Pan Dan Chee estaba perplejo.

—Quizás los ulsios de Horz hayan aprendido a reír —sugerí con una sonrisa.

Pan Dan Chee hizo caso omiso de mi locuacidad.

—Vimos una luz y oímos una carcajada —dijo pensativamente—. ¿Qué significado tiene eso para ti?

—El mismo que para ti —dije—. Hay alguien aquí abajo, en los fosos de Horz, además de nosotros.

—No veo cómo pueda ser eso posible —argüyó.

—Investiguémoslo —le sugerí.

Avanzamos con las espadas desenfundadas, porque no conocíamos la naturaleza o el temperamento del propietario de aquella risotada, y por otro lado siempre existía la posibilidad de que un ulsio pudiera saltar desde uno de los calabozos y nos atacara.

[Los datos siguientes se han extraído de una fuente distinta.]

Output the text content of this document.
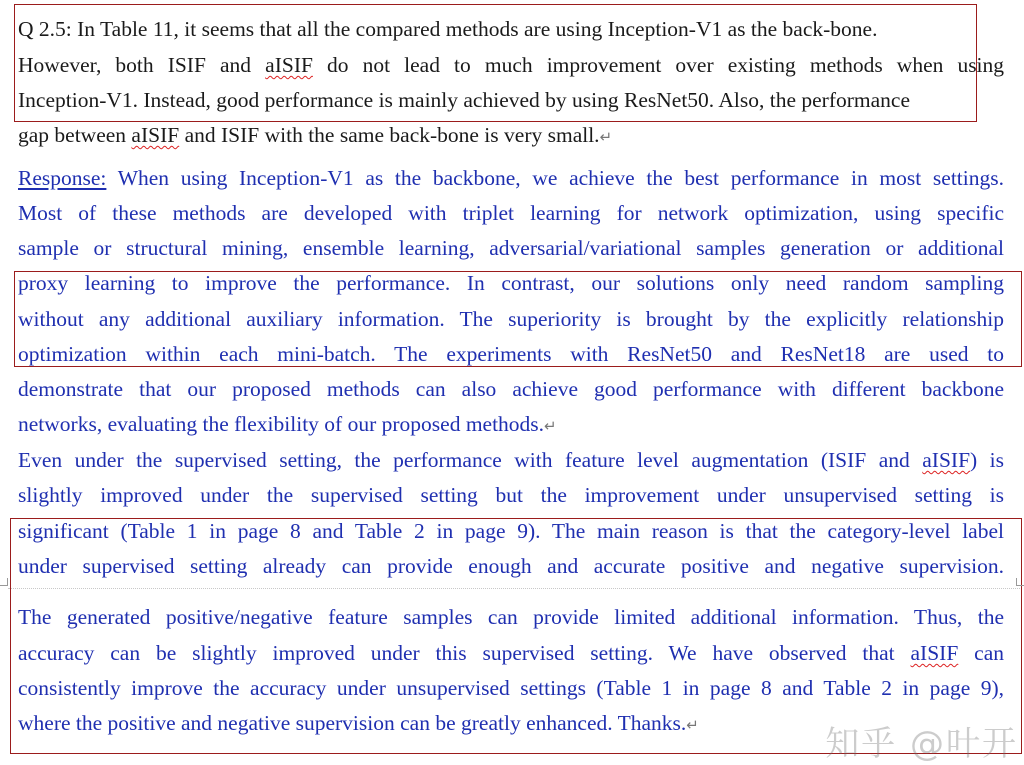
Q 2.5: In Table 11, it seems that all the compared methods are using Inception-V1 as the back-bone.
However, both ISIF and aISIF do not lead to much improvement over existing methods when using
Inception-V1. Instead, good performance is mainly achieved by using ResNet50. Also, the performance
gap between aISIF and ISIF with the same back-bone is very small.↵
Response: When using Inception-V1 as the backbone, we achieve the best performance in most settings.
Most of these methods are developed with triplet learning for network optimization, using specific
sample or structural mining, ensemble learning, adversarial/variational samples generation or additional
proxy learning to improve the performance. In contrast, our solutions only need random sampling
without any additional auxiliary information. The superiority is brought by the explicitly relationship
optimization within each mini-batch. The experiments with ResNet50 and ResNet18 are used to
demonstrate that our proposed methods can also achieve good performance with different backbone
networks, evaluating the flexibility of our proposed methods.↵
Even under the supervised setting, the performance with feature level augmentation (ISIF and aISIF) is
slightly improved under the supervised setting but the improvement under unsupervised setting is
significant (Table 1 in page 8 and Table 2 in page 9). The main reason is that the category-level label
under supervised setting already can provide enough and accurate positive and negative supervision.
The generated positive/negative feature samples can provide limited additional information. Thus, the
accuracy can be slightly improved under this supervised setting. We have observed that aISIF can
consistently improve the accuracy under unsupervised settings (Table 1 in page 8 and Table 2 in page 9),
where the positive and negative supervision can be greatly enhanced. Thanks.↵	知乎 @叶开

El corredor era recto durante un tramo, y después comenzaba a curvarse. Había ramificaciones e intersecciones pero continuamos por lo que creíamos que era el pasillo principal. No volvimos a ver más luces ni a oír más carcajadas. No había otro sonido en todo aquel vasto laberinto de pasajes que el débil tintineo producido por nuestros metales, el ruido ocasional de nuestros pies y los ligeros murmullos del roce de nuestros correajes.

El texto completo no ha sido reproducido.